A map of Saudi Arabia Occupying most of the Arabian Peninsula is the oil-rich nation of Saudi Arabia. Since oil was discovered along the Persian Gulf in 1938 it has quickly become one of the world’s wealthiest countries. Most of Saudi Arabia is made up of the Arabian Desert. Along the western Red Sea coast, mountains rise steeply; these gravelly uplands are scattered with Moon-like lava fields. Inland there is a large central plateau that slopes down to the Persian Gulf in the east. In the south of the country lie the vast expanses of the Rub’ Al Khali (Empty Quarter), a sandy desert. Saudi Arabia has an arid climate, with hot, dry weather all year round. Some regions receive no rainfall for years at a time, making it one of the driest countries on Earth.
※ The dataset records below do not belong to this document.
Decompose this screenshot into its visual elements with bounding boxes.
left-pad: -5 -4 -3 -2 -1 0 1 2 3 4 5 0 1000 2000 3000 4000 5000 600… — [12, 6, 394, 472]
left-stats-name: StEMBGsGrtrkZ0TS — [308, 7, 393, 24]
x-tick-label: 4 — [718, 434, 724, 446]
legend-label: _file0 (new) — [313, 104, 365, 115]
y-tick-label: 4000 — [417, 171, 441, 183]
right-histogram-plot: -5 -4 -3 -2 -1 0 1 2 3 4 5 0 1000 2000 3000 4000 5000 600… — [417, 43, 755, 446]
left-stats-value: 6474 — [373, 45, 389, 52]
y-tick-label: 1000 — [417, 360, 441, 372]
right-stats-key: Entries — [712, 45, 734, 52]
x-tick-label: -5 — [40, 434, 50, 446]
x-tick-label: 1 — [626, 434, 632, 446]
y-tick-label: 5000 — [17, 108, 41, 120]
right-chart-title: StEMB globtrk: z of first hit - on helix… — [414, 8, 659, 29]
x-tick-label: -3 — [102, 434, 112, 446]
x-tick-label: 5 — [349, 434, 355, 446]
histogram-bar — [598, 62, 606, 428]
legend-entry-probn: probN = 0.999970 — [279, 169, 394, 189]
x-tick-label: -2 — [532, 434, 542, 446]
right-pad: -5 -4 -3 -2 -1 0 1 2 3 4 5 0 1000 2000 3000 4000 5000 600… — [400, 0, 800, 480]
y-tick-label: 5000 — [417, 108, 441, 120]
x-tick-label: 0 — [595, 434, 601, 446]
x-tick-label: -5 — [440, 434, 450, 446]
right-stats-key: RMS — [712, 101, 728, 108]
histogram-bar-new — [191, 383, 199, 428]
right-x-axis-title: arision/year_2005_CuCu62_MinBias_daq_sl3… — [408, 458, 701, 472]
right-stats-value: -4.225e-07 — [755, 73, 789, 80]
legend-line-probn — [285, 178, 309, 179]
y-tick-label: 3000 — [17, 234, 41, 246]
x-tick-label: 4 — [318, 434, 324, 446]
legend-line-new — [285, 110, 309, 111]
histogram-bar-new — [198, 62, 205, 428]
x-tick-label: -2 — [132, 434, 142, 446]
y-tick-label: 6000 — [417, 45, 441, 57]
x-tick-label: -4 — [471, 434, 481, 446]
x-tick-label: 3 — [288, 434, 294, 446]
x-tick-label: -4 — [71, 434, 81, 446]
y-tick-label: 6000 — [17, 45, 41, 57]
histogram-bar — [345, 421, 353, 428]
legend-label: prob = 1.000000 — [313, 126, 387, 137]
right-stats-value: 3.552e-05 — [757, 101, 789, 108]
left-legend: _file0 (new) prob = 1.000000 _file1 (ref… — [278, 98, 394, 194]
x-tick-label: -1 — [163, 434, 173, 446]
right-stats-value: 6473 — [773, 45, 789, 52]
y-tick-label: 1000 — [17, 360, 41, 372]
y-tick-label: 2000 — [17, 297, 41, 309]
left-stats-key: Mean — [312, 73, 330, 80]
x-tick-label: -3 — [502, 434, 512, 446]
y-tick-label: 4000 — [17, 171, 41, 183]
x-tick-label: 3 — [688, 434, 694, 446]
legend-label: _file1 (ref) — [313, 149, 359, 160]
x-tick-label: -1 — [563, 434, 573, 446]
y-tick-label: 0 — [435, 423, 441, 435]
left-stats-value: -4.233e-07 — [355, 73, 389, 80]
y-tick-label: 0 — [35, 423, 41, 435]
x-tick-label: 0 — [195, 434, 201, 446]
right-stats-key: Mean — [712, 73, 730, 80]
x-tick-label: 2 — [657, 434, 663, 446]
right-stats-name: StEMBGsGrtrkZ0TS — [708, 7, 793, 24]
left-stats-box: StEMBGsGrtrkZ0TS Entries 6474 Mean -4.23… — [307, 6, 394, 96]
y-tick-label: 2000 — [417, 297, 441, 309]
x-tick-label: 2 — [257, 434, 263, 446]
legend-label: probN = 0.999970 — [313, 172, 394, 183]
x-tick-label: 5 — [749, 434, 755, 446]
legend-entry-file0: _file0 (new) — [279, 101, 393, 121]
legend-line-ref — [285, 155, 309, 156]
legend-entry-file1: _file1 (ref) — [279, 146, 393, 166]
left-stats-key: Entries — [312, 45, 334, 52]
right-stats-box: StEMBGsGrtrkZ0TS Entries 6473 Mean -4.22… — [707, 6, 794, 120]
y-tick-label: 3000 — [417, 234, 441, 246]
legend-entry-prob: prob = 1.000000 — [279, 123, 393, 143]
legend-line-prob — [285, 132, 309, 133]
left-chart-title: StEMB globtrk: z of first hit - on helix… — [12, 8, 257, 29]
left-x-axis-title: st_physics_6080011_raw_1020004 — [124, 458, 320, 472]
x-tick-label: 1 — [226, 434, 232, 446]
Most Saudis are Muslim Arabs. The country’s major religion, Sunni Islam, is an important part of everyday life and most people attend prayers at the mosque five times a day. The Muslim holy book, the Qur’an, is also the basis for many of the country’s laws. Saudi Arabia’s Bedouin people are nomads; for centuries, they have moved from place to place in the desert, living in tents and herding camels, goats and sheep.
Saudi Arabia’s borders with the United Arab Emirates, Oman and parts of Yemen are not marked, so the exact size of the country is unknown.